Дело явно клонилось к общественному порицанию. Но здесь на сцену вышел очнувшийся от сна дядя Кеша. Вышел, чеканя шаг, в трусах, ботинках, и, приложив руку к нечесаной голове, доложил участковому:
— Разрешите представиться, капитан первого ранга Улюкаев.
Засылайко вместо ответа затребовал удостоверение личности. Удостоверяли всем коллективом и попутно разбирали моральный облик хранителя материальных ценностей. Сам дядя Кеша тем временем, используя всю мощь русского языка, вопрошал: на х..?! И сам тут же ответствовал: а х.. его знает! Участковый, потеряв надежду довести воспитательное дело до конца, махнул рукой и покинул очаг муниципальной культуры.
Приступили, наконец, к репетиции. Выдворенный со сцены дядя Кеша вышагивал по проходу зрительного зала и в темпе марша напевал: «блатной мотив щекочет уши и раздирает чуйством грудь». Негромко напевал.
Театр театром, а жизнь катилась своей колеей.

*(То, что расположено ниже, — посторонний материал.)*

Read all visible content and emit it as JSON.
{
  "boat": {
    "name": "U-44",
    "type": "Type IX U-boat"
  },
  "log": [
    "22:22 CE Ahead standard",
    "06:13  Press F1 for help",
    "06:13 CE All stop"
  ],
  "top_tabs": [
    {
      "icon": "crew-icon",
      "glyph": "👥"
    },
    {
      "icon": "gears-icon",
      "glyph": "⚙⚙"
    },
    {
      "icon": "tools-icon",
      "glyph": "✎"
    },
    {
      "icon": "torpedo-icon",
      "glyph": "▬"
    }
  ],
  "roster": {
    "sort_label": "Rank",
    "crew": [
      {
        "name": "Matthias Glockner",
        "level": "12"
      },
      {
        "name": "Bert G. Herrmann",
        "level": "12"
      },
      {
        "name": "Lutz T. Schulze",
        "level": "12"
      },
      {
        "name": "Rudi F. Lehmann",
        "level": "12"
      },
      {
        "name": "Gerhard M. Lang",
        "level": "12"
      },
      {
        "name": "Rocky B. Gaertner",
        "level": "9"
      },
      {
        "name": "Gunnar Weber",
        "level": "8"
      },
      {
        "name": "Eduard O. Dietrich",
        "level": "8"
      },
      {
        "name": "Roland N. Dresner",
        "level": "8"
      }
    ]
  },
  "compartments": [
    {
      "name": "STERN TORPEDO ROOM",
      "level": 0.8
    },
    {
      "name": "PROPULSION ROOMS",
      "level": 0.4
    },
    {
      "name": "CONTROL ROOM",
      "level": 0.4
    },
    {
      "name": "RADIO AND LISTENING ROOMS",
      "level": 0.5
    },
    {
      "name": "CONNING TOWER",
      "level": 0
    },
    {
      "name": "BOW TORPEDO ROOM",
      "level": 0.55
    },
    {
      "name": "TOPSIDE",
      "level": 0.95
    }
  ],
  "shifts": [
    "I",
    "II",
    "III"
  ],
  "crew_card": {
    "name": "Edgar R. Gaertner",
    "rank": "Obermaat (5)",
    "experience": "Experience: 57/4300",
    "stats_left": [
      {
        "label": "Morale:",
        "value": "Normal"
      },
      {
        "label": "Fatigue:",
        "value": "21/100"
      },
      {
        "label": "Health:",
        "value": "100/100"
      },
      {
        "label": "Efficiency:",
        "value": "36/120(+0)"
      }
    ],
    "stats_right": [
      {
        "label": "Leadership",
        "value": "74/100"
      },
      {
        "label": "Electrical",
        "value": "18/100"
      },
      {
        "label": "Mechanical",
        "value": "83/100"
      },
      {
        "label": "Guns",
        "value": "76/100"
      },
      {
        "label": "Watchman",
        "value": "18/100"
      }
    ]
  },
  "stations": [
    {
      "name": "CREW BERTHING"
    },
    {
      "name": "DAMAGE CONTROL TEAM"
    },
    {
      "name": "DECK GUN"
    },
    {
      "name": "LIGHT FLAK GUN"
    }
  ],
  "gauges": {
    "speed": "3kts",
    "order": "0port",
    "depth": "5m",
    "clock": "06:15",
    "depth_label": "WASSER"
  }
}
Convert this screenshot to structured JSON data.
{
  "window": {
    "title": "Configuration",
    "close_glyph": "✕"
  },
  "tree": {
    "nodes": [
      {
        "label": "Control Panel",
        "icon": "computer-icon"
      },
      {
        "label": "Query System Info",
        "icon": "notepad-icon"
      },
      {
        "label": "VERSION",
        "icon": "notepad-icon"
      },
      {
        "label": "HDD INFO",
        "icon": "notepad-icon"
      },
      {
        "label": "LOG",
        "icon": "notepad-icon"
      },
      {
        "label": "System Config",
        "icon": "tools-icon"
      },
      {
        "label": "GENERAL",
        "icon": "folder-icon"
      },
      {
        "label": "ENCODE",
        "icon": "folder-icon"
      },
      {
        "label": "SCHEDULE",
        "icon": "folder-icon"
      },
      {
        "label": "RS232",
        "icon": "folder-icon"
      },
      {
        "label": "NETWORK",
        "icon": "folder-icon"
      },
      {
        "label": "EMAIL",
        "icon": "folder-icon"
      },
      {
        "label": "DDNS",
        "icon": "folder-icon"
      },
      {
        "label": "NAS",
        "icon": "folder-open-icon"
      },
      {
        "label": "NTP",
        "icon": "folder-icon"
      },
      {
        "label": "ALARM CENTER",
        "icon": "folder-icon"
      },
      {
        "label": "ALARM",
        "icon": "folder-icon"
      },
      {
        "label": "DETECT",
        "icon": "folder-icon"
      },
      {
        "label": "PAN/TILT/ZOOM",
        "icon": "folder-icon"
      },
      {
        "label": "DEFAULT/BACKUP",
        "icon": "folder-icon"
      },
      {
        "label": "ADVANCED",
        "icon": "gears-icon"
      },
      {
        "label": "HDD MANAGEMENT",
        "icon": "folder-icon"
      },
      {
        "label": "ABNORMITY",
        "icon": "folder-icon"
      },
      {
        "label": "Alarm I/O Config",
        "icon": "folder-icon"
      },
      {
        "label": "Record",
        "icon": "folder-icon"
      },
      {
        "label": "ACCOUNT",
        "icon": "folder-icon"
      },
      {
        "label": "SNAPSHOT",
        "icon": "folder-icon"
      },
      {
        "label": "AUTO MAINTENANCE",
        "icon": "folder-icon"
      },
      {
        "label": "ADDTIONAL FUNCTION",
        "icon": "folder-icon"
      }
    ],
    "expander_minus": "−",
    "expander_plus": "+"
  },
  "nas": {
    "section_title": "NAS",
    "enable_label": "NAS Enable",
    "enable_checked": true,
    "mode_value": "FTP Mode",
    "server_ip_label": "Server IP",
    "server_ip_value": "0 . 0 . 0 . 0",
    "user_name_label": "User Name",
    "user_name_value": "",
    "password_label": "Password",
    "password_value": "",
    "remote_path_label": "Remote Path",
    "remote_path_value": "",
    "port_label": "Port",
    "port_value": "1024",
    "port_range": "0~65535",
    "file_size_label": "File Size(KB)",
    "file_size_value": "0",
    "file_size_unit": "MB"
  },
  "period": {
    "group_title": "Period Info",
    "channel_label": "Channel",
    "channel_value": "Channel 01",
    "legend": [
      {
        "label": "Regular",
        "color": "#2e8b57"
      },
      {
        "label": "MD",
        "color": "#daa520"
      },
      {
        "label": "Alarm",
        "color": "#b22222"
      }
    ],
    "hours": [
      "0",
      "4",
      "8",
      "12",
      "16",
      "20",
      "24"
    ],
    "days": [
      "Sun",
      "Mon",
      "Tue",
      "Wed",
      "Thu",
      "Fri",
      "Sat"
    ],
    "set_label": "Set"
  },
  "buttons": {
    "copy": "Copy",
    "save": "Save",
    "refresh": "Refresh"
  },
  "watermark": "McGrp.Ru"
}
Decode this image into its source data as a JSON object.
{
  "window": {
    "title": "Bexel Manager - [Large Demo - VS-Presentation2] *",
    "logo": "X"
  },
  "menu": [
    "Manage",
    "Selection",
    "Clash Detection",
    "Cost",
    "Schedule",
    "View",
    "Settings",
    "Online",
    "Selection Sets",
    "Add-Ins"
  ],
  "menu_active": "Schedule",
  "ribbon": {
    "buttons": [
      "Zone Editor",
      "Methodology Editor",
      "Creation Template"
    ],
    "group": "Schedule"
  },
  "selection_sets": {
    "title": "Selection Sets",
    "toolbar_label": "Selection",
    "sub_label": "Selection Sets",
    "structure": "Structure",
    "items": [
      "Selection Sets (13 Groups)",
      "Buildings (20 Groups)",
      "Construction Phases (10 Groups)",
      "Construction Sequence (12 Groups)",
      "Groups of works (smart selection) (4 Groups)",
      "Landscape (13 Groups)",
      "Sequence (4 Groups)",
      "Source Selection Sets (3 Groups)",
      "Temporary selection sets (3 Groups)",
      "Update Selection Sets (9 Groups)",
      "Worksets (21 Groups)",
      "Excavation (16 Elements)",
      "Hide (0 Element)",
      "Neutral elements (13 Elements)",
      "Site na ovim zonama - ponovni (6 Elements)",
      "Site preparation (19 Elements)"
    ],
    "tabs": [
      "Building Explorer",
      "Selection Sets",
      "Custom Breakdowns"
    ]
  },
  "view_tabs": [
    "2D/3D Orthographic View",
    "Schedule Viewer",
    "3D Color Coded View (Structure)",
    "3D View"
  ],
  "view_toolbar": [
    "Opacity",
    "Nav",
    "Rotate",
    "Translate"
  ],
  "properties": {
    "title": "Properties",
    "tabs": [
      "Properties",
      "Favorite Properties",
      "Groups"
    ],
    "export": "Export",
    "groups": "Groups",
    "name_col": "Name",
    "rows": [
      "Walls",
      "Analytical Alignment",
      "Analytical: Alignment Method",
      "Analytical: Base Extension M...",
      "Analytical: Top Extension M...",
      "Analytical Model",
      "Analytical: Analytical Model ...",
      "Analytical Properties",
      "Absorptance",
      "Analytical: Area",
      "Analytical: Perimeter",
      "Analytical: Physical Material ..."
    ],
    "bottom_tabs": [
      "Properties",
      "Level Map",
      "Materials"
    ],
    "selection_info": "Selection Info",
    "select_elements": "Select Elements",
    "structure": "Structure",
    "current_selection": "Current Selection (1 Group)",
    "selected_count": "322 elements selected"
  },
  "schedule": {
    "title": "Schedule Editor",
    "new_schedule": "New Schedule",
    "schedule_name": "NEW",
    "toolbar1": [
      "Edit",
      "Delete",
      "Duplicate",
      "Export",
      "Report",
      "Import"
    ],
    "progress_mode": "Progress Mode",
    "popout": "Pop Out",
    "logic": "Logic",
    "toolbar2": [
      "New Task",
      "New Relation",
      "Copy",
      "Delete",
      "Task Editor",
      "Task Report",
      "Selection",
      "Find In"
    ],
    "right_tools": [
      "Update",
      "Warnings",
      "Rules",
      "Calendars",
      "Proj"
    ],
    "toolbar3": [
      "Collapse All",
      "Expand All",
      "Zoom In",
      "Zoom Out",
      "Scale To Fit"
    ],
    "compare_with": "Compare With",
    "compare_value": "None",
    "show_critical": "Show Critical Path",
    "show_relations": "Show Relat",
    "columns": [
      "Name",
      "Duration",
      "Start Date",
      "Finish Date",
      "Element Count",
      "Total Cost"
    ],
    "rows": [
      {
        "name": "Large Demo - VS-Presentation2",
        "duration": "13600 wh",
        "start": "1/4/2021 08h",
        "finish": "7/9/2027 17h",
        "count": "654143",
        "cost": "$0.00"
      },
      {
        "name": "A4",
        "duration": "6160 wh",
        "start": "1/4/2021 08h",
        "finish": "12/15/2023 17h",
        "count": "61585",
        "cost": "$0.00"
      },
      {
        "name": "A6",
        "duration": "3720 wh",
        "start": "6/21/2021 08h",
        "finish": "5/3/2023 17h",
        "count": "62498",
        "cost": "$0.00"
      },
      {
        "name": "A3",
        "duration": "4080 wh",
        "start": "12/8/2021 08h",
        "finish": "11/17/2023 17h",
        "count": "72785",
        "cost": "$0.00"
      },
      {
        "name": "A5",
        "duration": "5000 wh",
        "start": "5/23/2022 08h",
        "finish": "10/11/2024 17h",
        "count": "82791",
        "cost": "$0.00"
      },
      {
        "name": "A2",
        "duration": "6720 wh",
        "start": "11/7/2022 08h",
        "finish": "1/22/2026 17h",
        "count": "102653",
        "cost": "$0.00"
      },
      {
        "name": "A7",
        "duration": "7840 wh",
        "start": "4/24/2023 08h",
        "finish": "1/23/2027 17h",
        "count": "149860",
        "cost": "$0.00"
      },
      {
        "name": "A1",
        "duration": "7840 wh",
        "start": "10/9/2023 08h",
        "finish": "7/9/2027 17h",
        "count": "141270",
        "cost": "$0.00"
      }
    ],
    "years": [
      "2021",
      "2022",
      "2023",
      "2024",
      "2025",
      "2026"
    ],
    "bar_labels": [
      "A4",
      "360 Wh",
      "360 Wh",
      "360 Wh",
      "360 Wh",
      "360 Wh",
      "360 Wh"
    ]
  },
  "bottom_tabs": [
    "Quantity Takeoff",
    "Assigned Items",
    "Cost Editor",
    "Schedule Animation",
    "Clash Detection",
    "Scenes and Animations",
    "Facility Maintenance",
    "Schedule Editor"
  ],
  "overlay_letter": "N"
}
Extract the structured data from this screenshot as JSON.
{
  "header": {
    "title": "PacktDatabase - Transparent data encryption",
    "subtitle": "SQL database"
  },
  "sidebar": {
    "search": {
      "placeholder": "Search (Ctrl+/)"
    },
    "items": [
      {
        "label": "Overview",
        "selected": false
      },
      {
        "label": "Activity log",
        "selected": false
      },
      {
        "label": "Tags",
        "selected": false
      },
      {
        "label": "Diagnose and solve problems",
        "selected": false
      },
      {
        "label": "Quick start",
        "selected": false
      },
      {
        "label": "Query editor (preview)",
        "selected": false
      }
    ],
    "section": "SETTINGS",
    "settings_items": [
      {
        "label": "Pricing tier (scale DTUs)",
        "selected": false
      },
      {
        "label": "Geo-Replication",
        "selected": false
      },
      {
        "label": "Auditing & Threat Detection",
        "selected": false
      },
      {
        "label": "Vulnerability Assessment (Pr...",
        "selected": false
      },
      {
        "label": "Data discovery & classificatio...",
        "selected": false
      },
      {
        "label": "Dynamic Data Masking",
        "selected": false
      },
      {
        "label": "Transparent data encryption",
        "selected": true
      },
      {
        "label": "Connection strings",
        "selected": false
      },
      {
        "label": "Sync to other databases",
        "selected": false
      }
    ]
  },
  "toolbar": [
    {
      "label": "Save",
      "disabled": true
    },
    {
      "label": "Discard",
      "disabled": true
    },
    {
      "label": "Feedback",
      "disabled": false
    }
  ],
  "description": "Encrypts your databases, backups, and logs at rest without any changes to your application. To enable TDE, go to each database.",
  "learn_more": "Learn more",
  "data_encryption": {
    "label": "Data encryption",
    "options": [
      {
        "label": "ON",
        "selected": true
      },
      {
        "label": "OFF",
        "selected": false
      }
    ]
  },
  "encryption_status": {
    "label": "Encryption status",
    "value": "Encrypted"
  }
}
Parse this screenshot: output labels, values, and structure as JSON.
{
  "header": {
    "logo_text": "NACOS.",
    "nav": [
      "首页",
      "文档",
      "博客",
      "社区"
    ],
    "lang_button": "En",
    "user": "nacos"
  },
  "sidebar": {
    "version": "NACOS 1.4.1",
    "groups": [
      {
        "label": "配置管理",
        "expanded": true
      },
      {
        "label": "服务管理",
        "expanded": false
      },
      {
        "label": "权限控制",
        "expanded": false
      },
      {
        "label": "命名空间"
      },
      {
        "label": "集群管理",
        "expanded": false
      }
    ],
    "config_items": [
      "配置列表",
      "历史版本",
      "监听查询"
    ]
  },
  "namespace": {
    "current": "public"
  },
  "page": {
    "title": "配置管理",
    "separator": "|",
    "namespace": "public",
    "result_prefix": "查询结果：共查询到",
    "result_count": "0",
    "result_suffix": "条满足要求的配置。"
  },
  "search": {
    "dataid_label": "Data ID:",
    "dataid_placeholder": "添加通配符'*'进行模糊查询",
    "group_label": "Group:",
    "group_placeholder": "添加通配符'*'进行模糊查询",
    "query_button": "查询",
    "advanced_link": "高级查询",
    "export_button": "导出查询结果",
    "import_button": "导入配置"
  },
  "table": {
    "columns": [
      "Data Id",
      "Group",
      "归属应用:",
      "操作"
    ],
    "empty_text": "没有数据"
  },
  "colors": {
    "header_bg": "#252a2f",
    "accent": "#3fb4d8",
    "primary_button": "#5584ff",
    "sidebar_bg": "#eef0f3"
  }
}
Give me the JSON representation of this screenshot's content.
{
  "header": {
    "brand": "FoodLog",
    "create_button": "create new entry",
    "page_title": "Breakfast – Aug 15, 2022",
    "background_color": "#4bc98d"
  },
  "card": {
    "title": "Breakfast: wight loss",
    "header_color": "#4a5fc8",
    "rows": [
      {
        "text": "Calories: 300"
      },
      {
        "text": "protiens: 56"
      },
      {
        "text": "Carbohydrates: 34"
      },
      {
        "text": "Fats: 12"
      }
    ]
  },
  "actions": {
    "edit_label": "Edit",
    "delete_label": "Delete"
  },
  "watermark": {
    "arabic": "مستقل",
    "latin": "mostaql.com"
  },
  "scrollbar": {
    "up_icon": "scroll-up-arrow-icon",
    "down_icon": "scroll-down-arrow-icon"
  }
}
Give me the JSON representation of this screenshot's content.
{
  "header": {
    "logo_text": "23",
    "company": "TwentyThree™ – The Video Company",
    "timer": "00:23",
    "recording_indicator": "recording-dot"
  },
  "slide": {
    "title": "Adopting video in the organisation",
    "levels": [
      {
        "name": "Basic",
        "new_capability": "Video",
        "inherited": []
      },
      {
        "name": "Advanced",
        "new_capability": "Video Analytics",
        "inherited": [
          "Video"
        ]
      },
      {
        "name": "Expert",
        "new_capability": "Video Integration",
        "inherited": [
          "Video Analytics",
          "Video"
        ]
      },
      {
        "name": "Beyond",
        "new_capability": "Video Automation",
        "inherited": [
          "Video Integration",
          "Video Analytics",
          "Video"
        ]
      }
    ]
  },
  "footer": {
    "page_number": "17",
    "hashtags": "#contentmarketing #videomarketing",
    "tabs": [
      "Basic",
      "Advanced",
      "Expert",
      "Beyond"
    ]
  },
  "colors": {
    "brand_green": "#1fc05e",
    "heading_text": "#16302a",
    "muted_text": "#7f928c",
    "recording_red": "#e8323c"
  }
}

Алиса то возвращалась с чемоданом к Ивану, то вновь покидала. Возвращаясь, говорила: «ты без меня пропадешь». Покидая, выговаривала: «посмотри, на кого ты стал похож». От этих качелей у Путалкина голова пошла кругом. А тут ещё как-то вечером звонок в дверь. Открыл, а на пороге Муза. Вместо венка на голове чудаковатая шляпка, вместо лиры в руках сумка с вещами. Вошла и сообщила:
— Ты не поверишь, Дуболомов настоящий инквизитор. Я ушла от него. Надеюсь, ты рад.
Иван не знал, что ответить. Ну приласкала его как-то за кулисами, скорее всего как гонимого. Но чтобы столь тесно переплетать судьбы, об этом и намека не было. И потом, две женщины для Путалкина было много. Будучи деликатно воспитанной, Муза не напирала, просто прошла в ванную комнату макияж подправить. Оттуда, через приоткрытую дверь поинтересовалась:
— А что за ящик у тебя здесь в углу? Чулок чуть не порвала.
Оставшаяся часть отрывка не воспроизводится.